Outre Volodymyr Z. et Serhii K., trois autres hommes et une femme sont également soupçonnés par la justice allemand d’avoir pris part au sabotage des deux gazoducs.
L’un des points à éclaircir porte sur le ou les commanditaire(s) de cette opération. Le nom du général Valeri Zaloujny, qui commandait les forces spéciales ukrainiennes au moment des faits avant de prendre la tête de l’état-major général, a été avancé par la presse. Mais l’intéressé a nié toute responsabilité.
Tchervinski, un bouc émissaire ?
À l’automne 2023, nos confrères du Washington Post et du journal allemand Der Spiegel font clairement état de la thèse d’un sabotage ukrainien, désignant même un commanditaire de l’opération : Roman Tchervinski, un haut gradé du commandement des opérations spéciales, qui s’est fait un nom en s’engageant contre les Russes au Donbass et pour avoir tenté de capturer des mercenaires de Wagner. "Ce que nous comprenons de ce que nous disent nos sources, explique Shane Harris du Washington Post, c'est que Roman Tchervinski était le coordinateur de l'opération Nord Stream. Il s'est occupé de sa logistique. C'était une sorte de manager plutôt qu'un acteur de l'explosion elle-même."
Mais pour Morgane Fert-Malka, membre d’un collectif de journalistes d’investigation européens créé pour enquêter sur cette affaire, cette thèse ne tiendrait pas. Car Roman Tchervinski est aussi un homme qui a provoqué une catastrophe peu avant le sabotage du gazoduc. Il a organisé un projet de défection d’un pilote russe qui devait livrer son avion aux Ukrainiens. Or, non seulement le pilote n’est jamais arrivé, mais l’aérodrome Kanatova qui était censé l’accueillir a été détruit par un bombardement. L’opération se soldera par un mort et 17 blessés.
"Roman Tchervinski avait conduit l'opération catastrophique du pilote russe quelques semaines seulement avant Nord Stream 2, relève Morgane Fert-Malka. Alors que la planification de l'opération Nord Stream 2 battait son plein, on l’aurait confiée à quelqu'un qui vient de causer une catastrophe et qui, quelques mois plus tard, sera déféré à cause de cela devant un tribunal militaire ?" La thèse d’un Roman Tchervinski organisant le sabotage de Nord Stream lui semble d’autant moins plausible que l’homme est un proche de l’ancien président Petro Porochenko, et qu’il a pris publiquement des positions anti-Zelensky. "Jeter Tchervinski sous le bus, c'est une manière de brouiller les pistes", affirme-t-elle.
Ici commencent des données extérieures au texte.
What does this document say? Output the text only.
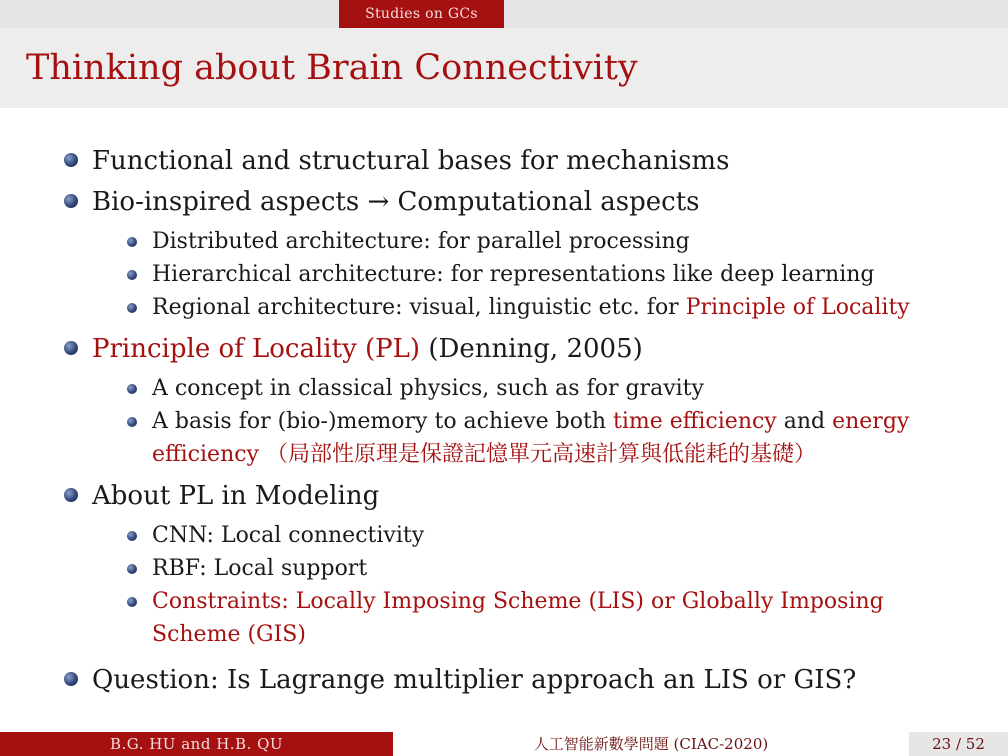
Studies on GCs
Thinking about Brain Connectivity
Functional and structural bases for mechanisms
Bio-inspired aspects → Computational aspects
Distributed architecture: for parallel processing
Hierarchical architecture: for representations like deep learning
Regional architecture: visual, linguistic etc. for Principle of Locality
Principle of Locality (PL) (Denning, 2005)
A concept in classical physics, such as for gravity
A basis for (bio-)memory to achieve both time efficiency and energy
efficiency （局部性原理是保證記憶單元高速計算與低能耗的基礎）
About PL in Modeling
CNN: Local connectivity
RBF: Local support
Constraints: Locally Imposing Scheme (LIS) or Globally Imposing
Scheme (GIS)
Question: Is Lagrange multiplier approach an LIS or GIS?
B.G. HU and H.B. QU	人工智能新數學問題 (CIAC-2020)	23 / 52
Précisons qu’après le fiasco de l’opération de défection du pilote russe, Roman Tchervinski a été placé en détention provisoire. Il est aujourd’hui poursuivi par la justice ukrainienne pour abus de pouvoir dans le cadre de cette affaire.
Valeri Zaloujny en arrière-plan
La piste privilégiée désormais est donc plutôt celle d’un homme clé du régime : Valeri Zaloujny, l’ex-chef d’état-major de l’armée ukrainienne. Une figure très populaire qui a été limogée le 8 février 2024 par le président Zelensky et remplacé par Oleksandr Syrsky. Au moment des explosions, il dirigeait les forces spéciales. C’est un homme qui avait à la fois l’oreille de Volodymyr Zelensky (même si leurs relations se sont dégradées par la suite) et de puissants soutiens outre-Atlantique. "Valeri Zaloujny a été formé aux États-Unis. Il a énormément de contacts avec les Américains", relève Romain Gubert, spécialiste du renseignement au Point.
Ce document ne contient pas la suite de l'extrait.